Great rivers have always spawned rich civilisations along their banks – nurturing not just arts and culture, but creating the very ethos of a region. River Nila, running across the breadth of central Kerala, is one such, or more precisely, has been one. For, there is a dark, almost foreboding reality facing the river today. Nila is dying – pushed inexorably towards a slow, agonising death. The name Nila derives from the Malayalam word neelam, meaning length, a nod towards its 209-km-long journey through Kerala, before it merges with the Arabian Sea at Ponnani – making it the longest in the state, ahead of the legendary Periyar. Its official name though is Bharathapuzha, as it runs past the holy Bharatha Kandham near Thiruvilwamala. Fed by a rich web of tributaries, scattered across an extensive catchment area of nearly 6180 square kilometres, Kerala’s heavy monsoon rains swell the river before it slams into the sea at Ponnani’s scenic estuary. However, once the rains depart, Nila transforms, all too soon, into a ghost river, like a terminal patient with his life support system taken away. To see the transformation I had to experience the river while swollen with the monsoon and again, when shrivelled in the sweltering summer.
The best way to know a river is to traverse its length. I wanted to glean the spirit and character of Nila – to discover how it had once triggered the imagination of countless poets, writers and novelists. It had roused artists and lovers and inspired innumerable others from pioneers in arts and dance forms to avid movie directors. To explore its romance, I began my journey at its rather innocuous origin – the natural springs on the slopes of the Thrimurthy hills in the Annamalai range in neighbouring Tamil Nadu.
Monsoon Maya
I started the first leg of my journey in mid-August – after the monsoon had well and truly set in – from Pollachi, the bustling, sultry trading town in central Tamil Nadu. A 40-km drive took me up the lush slopes of the hills to the headwaters of the river – offering practically no indication of its travails during the dry season. The picture-postcard peaks and meadows of Thrimurthy hills, the wooded hillsides and sparkling streams bespoke of a different ambience. It is not hard to imagine Nila as it was once upon a time, when you behold its birth in these sylvan surroundings. A time when the river, also called Perar, flowed mellifluously all through the year.

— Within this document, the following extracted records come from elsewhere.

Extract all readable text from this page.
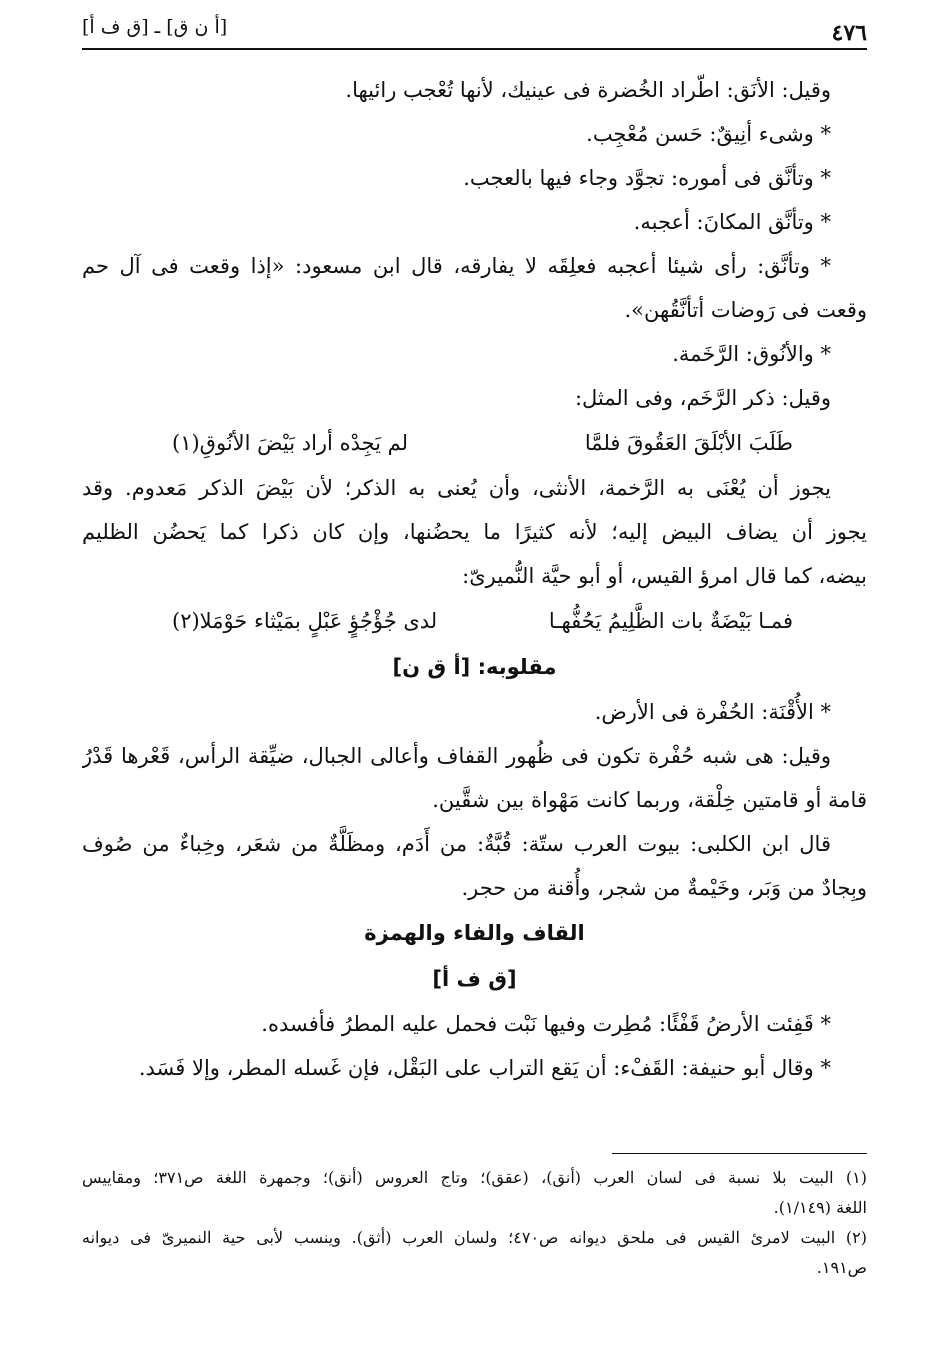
٤٧٦
[أ ن ق] ـ [ق ف أ]
وقيل: الأنَق: اطّراد الخُضرة فى عينيك، لأنها تُعْجب رائيها.
* وشىء أنِيقٌ: حَسن مُعْجِب.
* وتأنَّق فى أموره: تجوَّد وجاء فيها بالعجب.
* وتأنَّق المكانَ: أعجبه.
* وتأنَّق: رأى شيئا أعجبه فعلِقَه لا يفارقه، قال ابن مسعود: «إذا وقعت فى آل حم
وقعت فى رَوضات أتأنَّقُهن».
* والأنُوق: الرَّخَمة.
وقيل: ذكر الرَّخَم، وفى المثل:
طَلَبَ الأبْلَقَ العَقُوقَ فلمَّا
لم يَجِدْه أراد بَيْضَ الأنُوقِ(١)
يجوز أن يُعْنَى به الرَّخمة، الأنثى، وأن يُعنى به الذكر؛ لأن بَيْضَ الذكر مَعدوم. وقد
يجوز أن يضاف البيض إليه؛ لأنه كثيرًا ما يحضُنها، وإن كان ذكرا كما يَحضُن الظليم
بيضه، كما قال امرؤ القيس، أو أبو حيَّة النُّميرىّ:
فمـا بَيْضَةٌ بات الظَّلِيمُ يَحُفُّهـا
لدى جُؤْجُؤٍ عَبْلٍ بمَيْثاء حَوْمَلا(٢)
مقلوبه: [أ ق ن]
* الأُقْنَة: الحُفْرة فى الأرض.
وقيل: هى شبه حُفْرة تكون فى ظُهور القفاف وأعالى الجبال، ضيِّقة الرأس، قَعْرها قَدْرُ
قامة أو قامتين خِلْقة، وربما كانت مَهْواة بين شقَّين.
قال ابن الكلبى: بيوت العرب ستّة: قُبَّةٌ: من أَدَم، ومظَلَّةٌ من شعَر، وخِباءٌ من صُوف
وبِجادٌ من وَبَر، وخَيْمةٌ من شجر، وأُقنة من حجر.
القاف والفاء والهمزة
[ق ف أ]
* قَفِئت الأرضُ قَفْئًا: مُطِرت وفيها نَبْت فحمل عليه المطرُ فأفسده.
* وقال أبو حنيفة: القَفْء: أن يَقع التراب على البَقْل، فإن غَسله المطر، وإلا فَسَد.
(١) البيت بلا نسبة فى لسان العرب (أنق)، (عقق)؛ وتاج العروس (أنق)؛ وجمهرة اللغة ص٣٧١؛ ومقاييس
اللغة (١/١٤٩).
(٢) البيت لامرئ القيس فى ملحق ديوانه ص٤٧٠؛ ولسان العرب (أثق). وينسب لأبى حية النميرىّ فى ديوانه
ص١٩١.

Turning back from the hills and following the course of the river, my sojourn took me next to the little village of Kalpathy around which some of its major tributaries, minor streams merge, and then, gathering momentum, it flows past Palakkad. A little ahead, the Chittur river joins up to form the Kalpathy river. Some 30 km away, at Thiruvilwamala , another major tributary melds, after which the river is known as the Nila. The next important landmark downstream is the idyllic village of Cheruthuruthy, for it is here that Kerala’s famed poet Vallathol set up the state’s premier institution of performing arts, the Kerala Kalamandalam. His beloved Nila was a fount of inspiration. As I continue my journey beside the sinuous river, cultural hotspots and heritage centres like Thirumuthakode, Thrithala and Panniyur come up, then the charming bend in the river at Kuttipuram. In the days of yore, when the river was at her prime, the view was so romantic and sublime that poets and writers gathered on its banks for unfettered creative inspiration. Rainwater gushes down hilly embankments and flows into the distended river in muddled torrents, with the rage of the monsoon. When the skies open up, sheets of water reduce visibility so much that they shroud the distant banks altogether and the river begins to look more like a sea.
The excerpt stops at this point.